Stoicism was also a marked influence on Christianity, which would claim that Jesus was ‘the Logos made flesh’. Stoic philosophers like Seneca were considered so close to Christianity that they were all but canonized by Christian philosophers in the Middle Ages.

The Stoic creed of accepting externals in the name of the Logos has attracted its critics. The philosopher Isaiah Berlin famously called it a philosophical example of ‘sour grapes’ – you are too politically weak to alter your environment, so you claim that true virtue lies in accepting the status quo. But shouldn’t we struggle to change the world, rather than accept it?

In fact, Stoics were anything but politically apathetic. There is a distinguished history of Stoics standing up to tyrants – Cicero gave his life trying to defend the Roman Republic against imperial tyranny, as did Cato, while the proto-Stoic Diogenes made a career from ‘speaking truth to power’. And the Stoic idea of natural law led directly to the revolutionary 18th century doctrine that if governments didn’t obey this natural law, then their population had the right to revolt.

But the most enduring influence of Stoicism is on psychotherapy. Today Stoicism is enjoying a huge comeback through cognitive behavioural philosophy (CBT), which is the most widely accepted form of psychotherapy for emotional disorders like depression, social anxiety or post-traumatic stress disorder.

I spoke with one of CBT’s founders, Albert Ellis, shortly before he died last year, aged 93. He told me: ‘The main inspiration for my therapy was the famous saying of the Stoic Epictetus: “it is not events, but our opinions about them that cause us suffering.” This is a tremendously powerful tool for understanding the human mind.’

Like Stoicism, CBT helps us become aware of our negative thoughts, and trains us to challenge those thoughts and replace them with more rational thoughts.
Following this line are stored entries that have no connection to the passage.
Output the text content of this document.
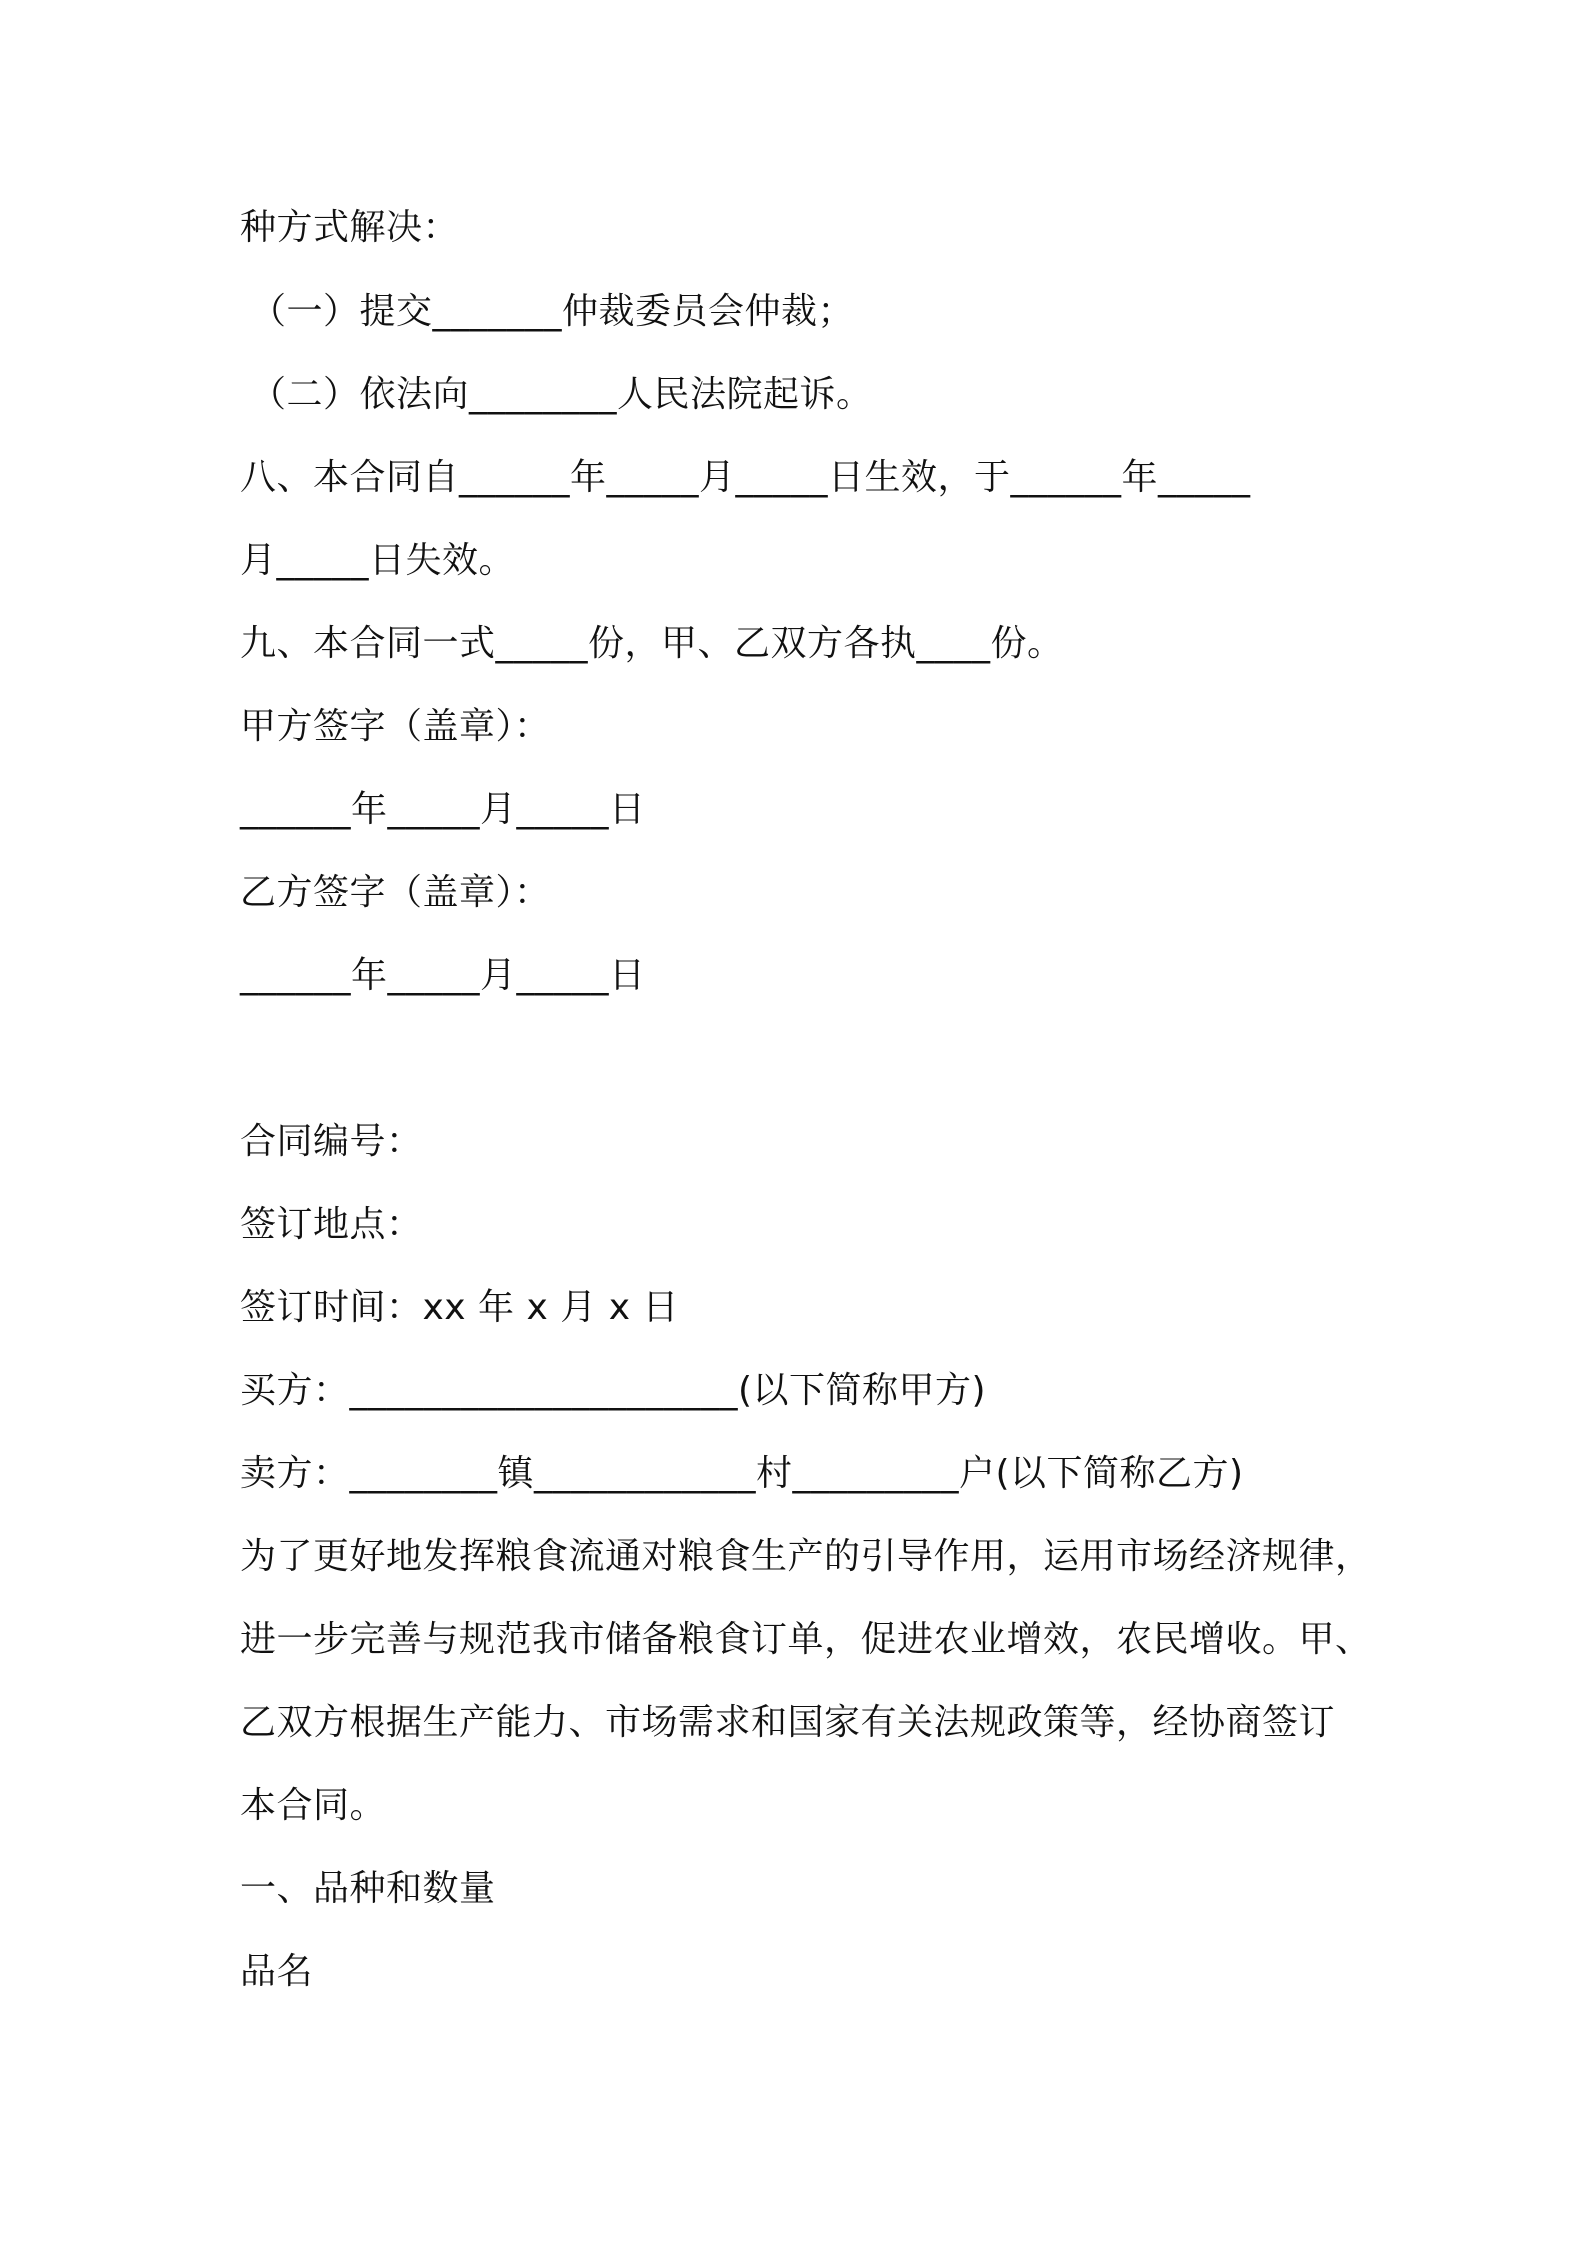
种方式解决：
（一）提交_______仲裁委员会仲裁；
（二）依法向________人民法院起诉。
八、本合同自______年_____月_____日生效，于______年_____
月_____日失效。
九、本合同一式_____份，甲、乙双方各执____份。
甲方签字（盖章）：
______年_____月_____日
乙方签字（盖章）：
______年_____月_____日
合同编号：
签订地点：
签订时间：xx 年 x 月 x 日
买方：_____________________(以下简称甲方)
卖方：________镇____________村_________户(以下简称乙方)
为了更好地发挥粮食流通对粮食生产的引导作用，运用市场经济规律，
进一步完善与规范我市储备粮食订单，促进农业增效，农民增收。甲、
乙双方根据生产能力、市场需求和国家有关法规政策等，经协商签订
本合同。
一、品种和数量
品名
CBT uses many of the same techniques which Stoicism proposed 2,000 years ago, such as using a ‘thought journal’ to track one’s mental habits and bring them to awareness; or training oneself to keep one’s mental attention in the present, rather than worrying about the past or the future.

The British government has put CBT at the centre of a new ‘National Mental Health Service’, which it hopes will halve the number of people with depression and anxiety in the UK. And it has also introduced CBT techniques into the national curriculum, to help young people cope with emotional disorders. So Stoicism is having a real influence on millions of people’s lives today.

Some people complain that CBT has stolen the techniques of Stoicism, but ditched the metaphysics, and the Stoic idea of the Logos. But in today’s secular society, that was inevitable. The NHS could never subsidize a therapy that demanded you believe in the Logos.

And CBT has proved that you can still use Stoic techniques even if you don’t fully accept all the principles of Stoicism. Even if you don’t believe in the Logos, Stoic techniques can help you to overcome even the most powerful and terrifying emotional disorders. In the dark helplessness of mental illness, it can give us back our power, our sovereignty, and our health.